Grossing-up could be an effective means for businesses to recruit LGBT talent, says King. "It would be a way to be a leader in the area, to offer that to employees," she adds.
Others at Cardinal Health are less enthusiastic about the concept. Truing-up "is just shifting the burden to the company," McConnell says. "To me, that's not the right answer. To me, the right answer is to go and fix the tax problem." Moreover, he says, as an LGBT person, "It would feel like we were getting pulled out as a group that gets better [treatment] than everybody else, and that's not what we're after."
Hope, Challenges on the Horizon
All hope is not lost for those who would like to see domestic partner coverage easier and less expensive. The state budget enacted last year included a number of reforms that were intended to improve access to coverage; among them was a change to the tax structure that extended favorable tax treatment for the coverage of "qualifying relatives." Qualifying relatives include children, siblings, parents and "an individual other than a spouse who, for the taxable year of the taxpayer, has the same principal place of abode as the taxpayer and is a member of the household, which may include a domestic partner," according to an ODI fact sheet released in October.

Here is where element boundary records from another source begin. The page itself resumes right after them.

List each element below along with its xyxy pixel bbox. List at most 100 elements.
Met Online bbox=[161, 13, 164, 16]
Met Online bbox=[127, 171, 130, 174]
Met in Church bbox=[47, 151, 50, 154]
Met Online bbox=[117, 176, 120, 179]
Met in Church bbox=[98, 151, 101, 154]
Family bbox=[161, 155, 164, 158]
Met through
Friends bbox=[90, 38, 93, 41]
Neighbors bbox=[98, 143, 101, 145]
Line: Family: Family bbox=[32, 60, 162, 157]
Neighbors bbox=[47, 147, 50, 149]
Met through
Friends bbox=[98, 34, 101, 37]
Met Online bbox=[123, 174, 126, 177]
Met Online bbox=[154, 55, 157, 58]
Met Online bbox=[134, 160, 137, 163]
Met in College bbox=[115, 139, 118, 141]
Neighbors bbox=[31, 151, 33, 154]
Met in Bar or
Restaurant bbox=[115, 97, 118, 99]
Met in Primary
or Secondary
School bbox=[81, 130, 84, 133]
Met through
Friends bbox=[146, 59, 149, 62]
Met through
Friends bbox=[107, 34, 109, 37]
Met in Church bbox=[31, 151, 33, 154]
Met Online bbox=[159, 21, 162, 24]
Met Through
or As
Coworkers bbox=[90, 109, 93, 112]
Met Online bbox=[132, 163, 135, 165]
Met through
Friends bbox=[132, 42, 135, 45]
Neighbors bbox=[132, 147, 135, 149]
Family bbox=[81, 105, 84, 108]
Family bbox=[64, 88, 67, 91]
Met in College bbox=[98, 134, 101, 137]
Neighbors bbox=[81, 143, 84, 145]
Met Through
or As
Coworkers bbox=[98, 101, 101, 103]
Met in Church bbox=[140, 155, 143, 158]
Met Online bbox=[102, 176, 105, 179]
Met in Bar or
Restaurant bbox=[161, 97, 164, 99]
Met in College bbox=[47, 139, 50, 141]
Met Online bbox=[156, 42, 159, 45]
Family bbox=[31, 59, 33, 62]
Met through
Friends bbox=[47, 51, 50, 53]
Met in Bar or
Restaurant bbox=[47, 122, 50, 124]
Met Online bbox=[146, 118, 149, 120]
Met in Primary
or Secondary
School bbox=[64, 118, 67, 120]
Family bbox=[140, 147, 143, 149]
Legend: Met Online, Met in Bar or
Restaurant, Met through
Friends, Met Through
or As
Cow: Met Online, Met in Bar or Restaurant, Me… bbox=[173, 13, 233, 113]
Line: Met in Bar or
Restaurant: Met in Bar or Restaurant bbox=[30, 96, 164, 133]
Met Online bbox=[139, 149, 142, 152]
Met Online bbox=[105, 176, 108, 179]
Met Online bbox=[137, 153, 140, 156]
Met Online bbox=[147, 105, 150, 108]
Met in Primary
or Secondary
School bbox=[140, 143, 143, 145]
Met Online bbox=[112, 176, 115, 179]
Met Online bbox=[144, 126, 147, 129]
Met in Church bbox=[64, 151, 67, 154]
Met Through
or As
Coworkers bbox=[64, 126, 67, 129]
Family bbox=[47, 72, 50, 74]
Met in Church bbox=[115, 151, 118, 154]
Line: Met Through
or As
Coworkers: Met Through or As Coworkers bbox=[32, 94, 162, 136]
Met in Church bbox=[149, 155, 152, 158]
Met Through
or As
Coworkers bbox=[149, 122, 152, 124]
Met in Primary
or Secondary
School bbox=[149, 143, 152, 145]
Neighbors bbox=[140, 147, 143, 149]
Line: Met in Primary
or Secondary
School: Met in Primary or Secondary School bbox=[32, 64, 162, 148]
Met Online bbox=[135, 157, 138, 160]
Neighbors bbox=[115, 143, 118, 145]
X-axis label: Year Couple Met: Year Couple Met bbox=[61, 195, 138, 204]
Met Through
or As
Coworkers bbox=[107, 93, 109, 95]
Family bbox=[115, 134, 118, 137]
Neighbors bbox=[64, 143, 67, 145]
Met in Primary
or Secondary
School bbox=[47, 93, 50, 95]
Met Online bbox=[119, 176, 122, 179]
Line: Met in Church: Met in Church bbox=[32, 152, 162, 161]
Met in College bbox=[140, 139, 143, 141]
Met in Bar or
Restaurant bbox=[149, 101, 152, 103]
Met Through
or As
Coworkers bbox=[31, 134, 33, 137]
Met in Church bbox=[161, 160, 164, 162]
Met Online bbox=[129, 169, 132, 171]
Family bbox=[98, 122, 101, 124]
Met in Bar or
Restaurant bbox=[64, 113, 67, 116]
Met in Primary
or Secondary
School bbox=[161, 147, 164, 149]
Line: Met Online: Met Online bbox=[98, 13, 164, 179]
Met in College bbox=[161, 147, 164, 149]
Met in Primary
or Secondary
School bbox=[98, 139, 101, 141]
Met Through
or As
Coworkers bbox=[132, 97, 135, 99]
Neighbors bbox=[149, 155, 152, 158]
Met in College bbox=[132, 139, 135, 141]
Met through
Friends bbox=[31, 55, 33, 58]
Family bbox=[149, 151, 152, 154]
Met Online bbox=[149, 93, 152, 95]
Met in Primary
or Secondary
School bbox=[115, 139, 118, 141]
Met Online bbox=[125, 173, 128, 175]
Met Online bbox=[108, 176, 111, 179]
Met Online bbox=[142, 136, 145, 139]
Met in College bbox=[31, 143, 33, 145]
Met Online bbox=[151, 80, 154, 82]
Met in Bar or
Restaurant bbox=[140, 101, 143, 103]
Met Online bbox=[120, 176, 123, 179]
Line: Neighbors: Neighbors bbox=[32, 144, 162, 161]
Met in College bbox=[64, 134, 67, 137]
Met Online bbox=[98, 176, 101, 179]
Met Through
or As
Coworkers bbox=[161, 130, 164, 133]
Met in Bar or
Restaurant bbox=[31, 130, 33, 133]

"It improves the take-up rate of coverage if you reduce that tax burden," says Hudson. The state leaves it up to individuals to determine who they're going to cover. "But what the law is saying is, ‘Employer, if you cover somebody, an employee doesn't have to pay extra taxes on that.' " Those changes are expected to help more than 21,000 dependents take up coverage. And, of course, the impact of health-care reform looms large. The establishment of insurance exchanges and marketplaces by 2014 "may change how everybody gets coverage in many ways," says Hudson.
And there is yet another challenge on the domestic partner front, she says. Smaller employers, defined as having 50 or fewer workers, are far less likely than large employers to offer domestic partner coverage, she says. "There actually are not any carriers in the state, any insurance companies, that will offer it to a small group," Hudson says. "There's no legal requirement that they do so." In fact, the only way for small employers to offer the coverage is if they buy a separate policy just for the partner.
"There is demand out there. I've had many small employers ask me, ‘Do you know what company will write an insurance plan for me with domestic benefits?' Unfortunately, I don't have a good answer for them yet," she says.
Jennifer Wray is a staff writer for Columbus C.E.O.